A arte de não perder inteiramente o jeito

Conforme o referi na primeira entrada da categoria Blendagens, eu nem me saía mal a desenhar quando era mais novo, antes de me ter dedicado à escrita por não ter o talento artístico para ilustrar tudo o que me ia na cabeça. E, agora que me tenho dedicado a aprender o Blender, tenho-me apercebido de que há coisas que comigo ficaram desse tempo, como o facto de a minha mão tender a «cair» invariavelmente para a anatomia de super-heróis quando estou a fazer personagens. Não deixa de ser curiosa, a forma como os tiques e hábitos de infância e da adolescência podem hibernar e enferrujar em desuso, mas não se perdem por completo.
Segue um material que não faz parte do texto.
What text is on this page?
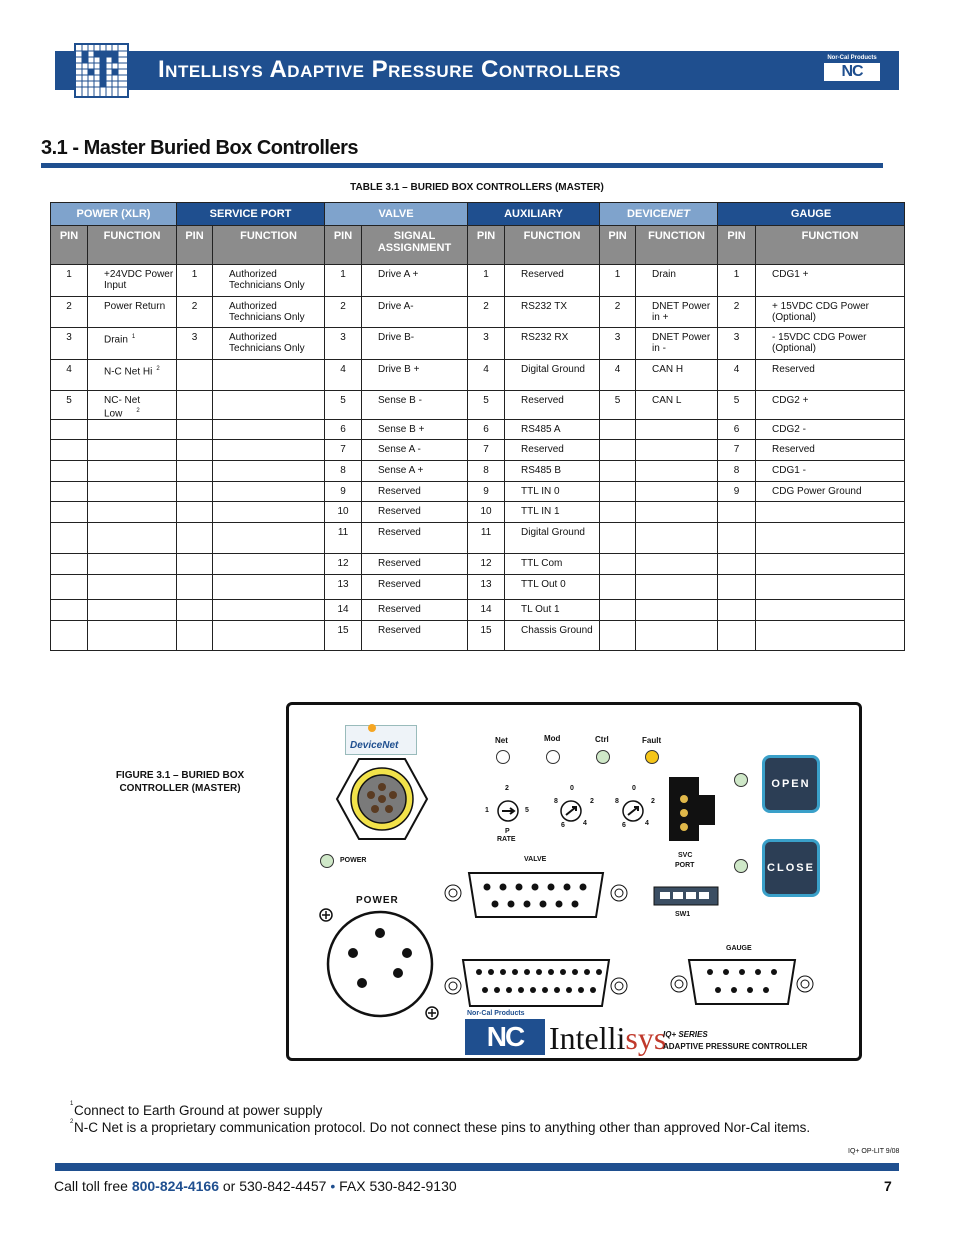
Intellisys Adaptive Pressure Controllers	Nor-Cal Products
NC
3.1 - Master Buried Box Controllers
TABLE 3.1 – BURIED BOX CONTROLLERS (MASTER)
POWER (XLR)		SERVICE PORT		VALVE		AUXILIARY		DEVICENET		GAUGE	
PIN	FUNCTION	PIN	FUNCTION	PIN	SIGNAL ASSIGNMENT	PIN	FUNCTION	PIN	FUNCTION	PIN	FUNCTION
1	+24VDC Power Input	1	Authorized Technicians Only	1	Drive A +	1	Reserved	1	Drain	1	CDG1 +
2	Power Return	2	Authorized Technicians Only	2	Drive A-	2	RS232 TX	2	DNET Power in +	2	+ 15VDC CDG Power (Optional)
3	Drain $^1$	3	Authorized Technicians Only	3	Drive B-	3	RS232 RX	3	DNET Power in -	3	- 15VDC CDG Power (Optional)
4	N-C Net Hi $^2$			4	Drive B +	4	Digital Ground	4	CAN H	4	Reserved
5	NC- Net Low $^2$			5	Sense B -	5	Reserved	5	CAN L	5	CDG2 +
				6	Sense B +	6	RS485 A			6	CDG2 -
				7	Sense A -	7	Reserved			7	Reserved
				8	Sense A +	8	RS485 B			8	CDG1 -
				9	Reserved	9	TTL IN 0			9	CDG Power Ground
				10	Reserved	10	TTL IN 1				
				11	Reserved	11	Digital Ground				
				12	Reserved	12	TTL Com				
				13	Reserved	13	TTL Out 0				
				14	Reserved	14	TL Out 1				
				15	Reserved	15	Chassis Ground				
FIGURE 3.1 – BURIED BOX CONTROLLER (MASTER)
DeviceNet	Net	Mod	Ctrl	Fault
2
1	5
P
RATE
0
8	2
6	4
0
8	2
6	4
SVC
PORT
POWER	VALVE
SW1
POWER
GAUGE
OPEN
CLOSE
Nor-Cal Products
NC Intellisys
IQ+ SERIES
ADAPTIVE PRESSURE CONTROLLER
1 Connect to Earth Ground at power supply
2 N-C Net is a proprietary communication protocol. Do not connect these pins to anything other than approved Nor-Cal items.
IQ+ OP-LIT 9/08
Call toll free 800-824-4166 or 530-842-4457 • FAX 530-842-9130	7
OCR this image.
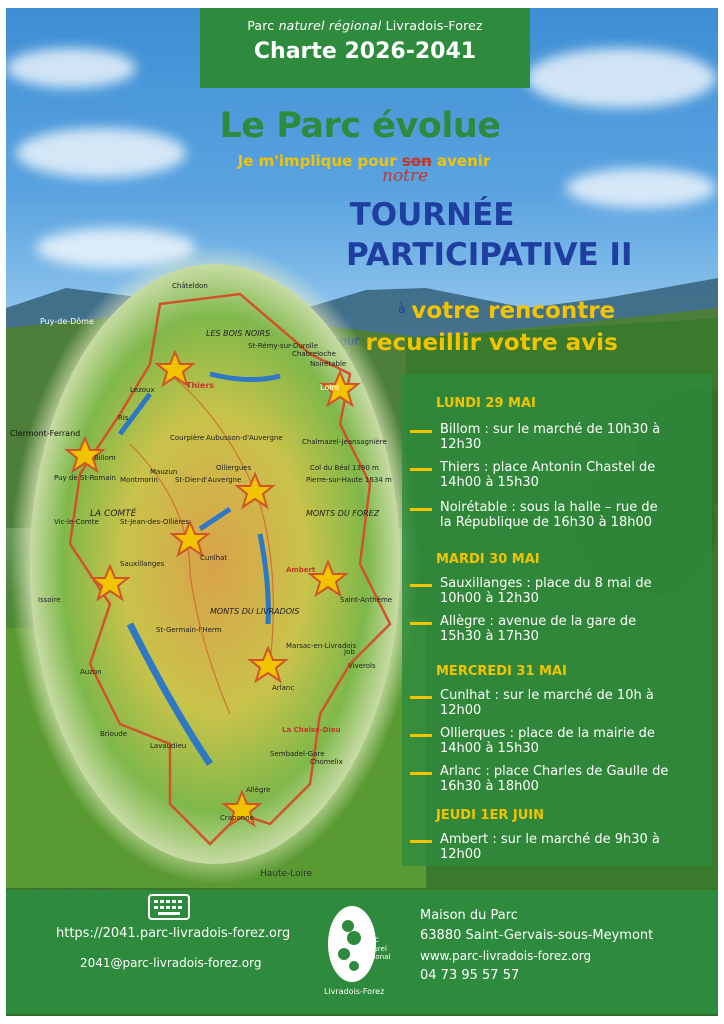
Parc naturel régional Livradois-Forez
Charte 2026-2041
Le Parc évolue
Je m'implique pour son avenir
notre
TOURNÉE
PARTICIPATIVE II
$^à$ votre rencontre
recueillir votre avis
Châteldon
Ris
Lezoux	Thiers
LES BOIS NOIRS
St-Rémy-sur-Durolle
Chabreloche
Noirétable
Loire
Clermont-Ferrand
Billom
Courpière Aubusson-d'Auvergne
Mauzun
Montmorin St-Dier-d'Auvergne
Olliergues
Chalmazel-Jeansagnière
Puy de St-Romain
LA COMTÉ
Vic-le-Comte	St-Jean-des-Ollières
Cunlhat
MONTS DU FOREZ
Issoire
Sauxillanges
Ambert
Saint-Anthème
MONTS DU LIVRADOIS
St-Germain-l'Herm
Viverols
Arlanc
Auzon
Brioude	La Chaise-Dieu
Allègre
Craponne
Haute-Loire
Puy-de-Dôme
Pierre-sur-Haute 1634 m
Col du Béal 1390 m
Job
Marsac-en-Livradois
Chomelix
Lavaudieu
Sembadel-Gare
LUNDI 29 MAI
Billom : sur le marché de 10h30 à
12h30
Thiers : place Antonin Chastel de
14h00 à 15h30
Noirétable : sous la halle – rue de
la République de 16h30 à 18h00
MARDI 30 MAI
Sauxillanges : place du 8 mai de
10h00 à 12h30
Allègre : avenue de la gare de
15h30 à 17h30
MERCREDI 31 MAI
Cunlhat : sur le marché de 10h à
12h00
Ollierques : place de la mairie de
14h00 à 15h30
Arlanc : place Charles de Gaulle de
16h30 à 18h00
JEUDI 1ER JUIN
Ambert : sur le marché de 9h30 à
12h00
https://2041.parc-livradois-forez.org
2041@parc-livradois-forez.org
Parc
naturel
régional
Livradois-Forez
Maison du Parc
63880 Saint-Gervais-sous-Meymont
www.parc-livradois-forez.org
04 73 95 57 57
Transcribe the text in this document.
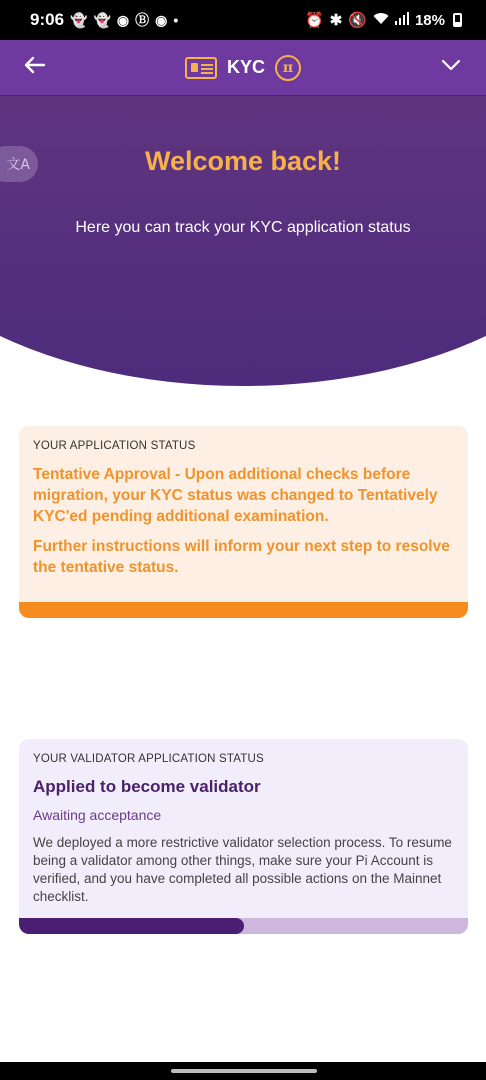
9:06 👻 👻 ◉ Ⓑ ◉ •	⏰ ✱ 🔇	18%
KYC π
文A	Welcome back!
Here you can track your KYC application status
YOUR APPLICATION STATUS
Tentative Approval - Upon additional checks before migration, your KYC status was changed to Tentatively KYC'ed pending additional examination.
Further instructions will inform your next step to resolve the tentative status.
YOUR VALIDATOR APPLICATION STATUS
Applied to become validator
Awaiting acceptance
We deployed a more restrictive validator selection process. To resume being a validator among other things, make sure your Pi Account is verified, and you have completed all possible actions on the Mainnet checklist.
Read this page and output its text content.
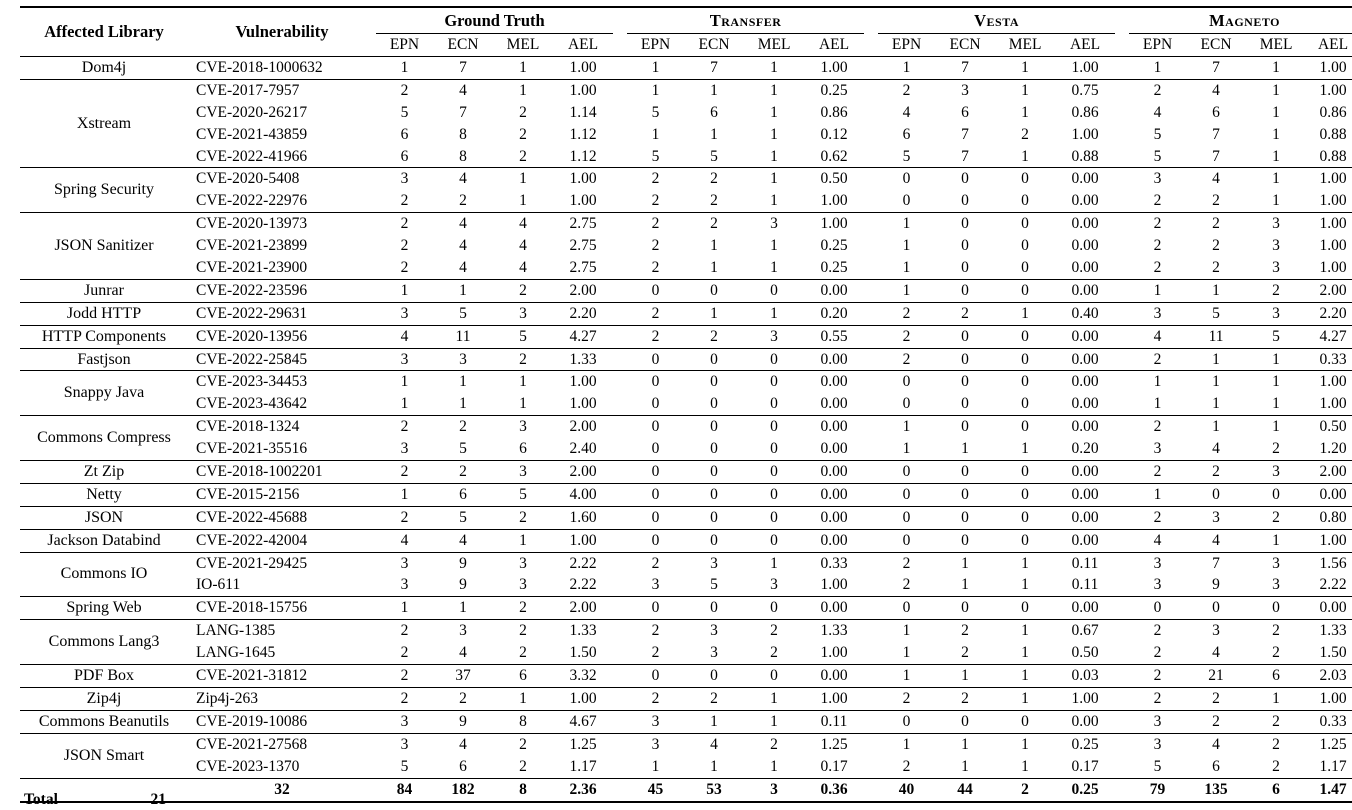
Affected Library	Vulnerability	Ground Truth					Transfer					Vesta					Magneto			
		EPN	ECN	MEL	AEL		EPN	ECN	MEL	AEL		EPN	ECN	MEL	AEL		EPN	ECN	MEL	AEL
Dom4j	CVE-2018-1000632	1	7	1	1.00		1	7	1	1.00		1	7	1	1.00		1	7	1	1.00
Xstream	CVE-2017-7957	2	4	1	1.00		1	1	1	0.25		2	3	1	0.75		2	4	1	1.00
	CVE-2020-26217	5	7	2	1.14		5	6	1	0.86		4	6	1	0.86		4	6	1	0.86
	CVE-2021-43859	6	8	2	1.12		1	1	1	0.12		6	7	2	1.00		5	7	1	0.88
	CVE-2022-41966	6	8	2	1.12		5	5	1	0.62		5	7	1	0.88		5	7	1	0.88
Spring Security	CVE-2020-5408	3	4	1	1.00		2	2	1	0.50		0	0	0	0.00		3	4	1	1.00
	CVE-2022-22976	2	2	1	1.00		2	2	1	1.00		0	0	0	0.00		2	2	1	1.00
JSON Sanitizer	CVE-2020-13973	2	4	4	2.75		2	2	3	1.00		1	0	0	0.00		2	2	3	1.00
	CVE-2021-23899	2	4	4	2.75		2	1	1	0.25		1	0	0	0.00		2	2	3	1.00
	CVE-2021-23900	2	4	4	2.75		2	1	1	0.25		1	0	0	0.00		2	2	3	1.00
Junrar	CVE-2022-23596	1	1	2	2.00		0	0	0	0.00		1	0	0	0.00		1	1	2	2.00
Jodd HTTP	CVE-2022-29631	3	5	3	2.20		2	1	1	0.20		2	2	1	0.40		3	5	3	2.20
HTTP Components	CVE-2020-13956	4	11	5	4.27		2	2	3	0.55		2	0	0	0.00		4	11	5	4.27
Fastjson	CVE-2022-25845	3	3	2	1.33		0	0	0	0.00		2	0	0	0.00		2	1	1	0.33
Snappy Java	CVE-2023-34453	1	1	1	1.00		0	0	0	0.00		0	0	0	0.00		1	1	1	1.00
	CVE-2023-43642	1	1	1	1.00		0	0	0	0.00		0	0	0	0.00		1	1	1	1.00
Commons Compress	CVE-2018-1324	2	2	3	2.00		0	0	0	0.00		1	0	0	0.00		2	1	1	0.50
	CVE-2021-35516	3	5	6	2.40		0	0	0	0.00		1	1	1	0.20		3	4	2	1.20
Zt Zip	CVE-2018-1002201	2	2	3	2.00		0	0	0	0.00		0	0	0	0.00		2	2	3	2.00
Netty	CVE-2015-2156	1	6	5	4.00		0	0	0	0.00		0	0	0	0.00		1	0	0	0.00
JSON	CVE-2022-45688	2	5	2	1.60		0	0	0	0.00		0	0	0	0.00		2	3	2	0.80
Jackson Databind	CVE-2022-42004	4	4	1	1.00		0	0	0	0.00		0	0	0	0.00		4	4	1	1.00
Commons IO	CVE-2021-29425	3	9	3	2.22		2	3	1	0.33		2	1	1	0.11		3	7	3	1.56
	IO-611	3	9	3	2.22		3	5	3	1.00		2	1	1	0.11		3	9	3	2.22
Spring Web	CVE-2018-15756	1	1	2	2.00		0	0	0	0.00		0	0	0	0.00		0	0	0	0.00
Commons Lang3	LANG-1385	2	3	2	1.33		2	3	2	1.33		1	2	1	0.67		2	3	2	1.33
	LANG-1645	2	4	2	1.50		2	3	2	1.00		1	2	1	0.50		2	4	2	1.50
PDF Box	CVE-2021-31812	2	37	6	3.32		0	0	0	0.00		1	1	1	0.03		2	21	6	2.03
Zip4j	Zip4j-263	2	2	1	1.00		2	2	1	1.00		2	2	1	1.00		2	2	1	1.00
Commons Beanutils	CVE-2019-10086	3	9	8	4.67		3	1	1	0.11		0	0	0	0.00		3	2	2	0.33
JSON Smart	CVE-2021-27568	3	4	2	1.25		3	4	2	1.25		1	1	1	0.25		3	4	2	1.25
	CVE-2023-1370	5	6	2	1.17		1	1	1	0.17		2	1	1	0.17		5	6	2	1.17

Total 21	32	84	182	8	2.36		45	53	3	0.36		40	44	2	0.25		79	135	6	1.47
Ao dar-me conta disso, fui fazer umas escavações arqueológicas nos meus arquivos digitalizados e desenterrei o esboço de uma banda desenhada de super-heróis que eu e um amigo meu idealizámos durante o verão de 1994. Nós os dois partilhávamos um gosto por DC e Marvel, que consumíamos avidamente, e naquelas férias de Agosto lembrámo-nos de criar a nossa própria editora (a Force), inventar os subtis pseudónimos de Filipe Kirby e Gonçalo Lee (que acabámos por não usar) e fazer de conta que já tínhamos todo um universo de super-heróis que podíamos exibir numa maxi-série.

Assim, ao repetido som do S.M.A.S.H. dos Offspring, dois adolescentes passaram um quente verão encafuados no refeitório de um solar, entretidíssimos e a darem azo à criatividade. Sabíamos bem que nunca iríamos acabar tão ambicioso projecto, mas desfrutámos imenso dele enquanto durou. Foi nele que uma possível carreira artística atingiu o seu auge antes de definhar e dar lugar à escrita, só para tornar a dar de si, vinte anos mais tarde.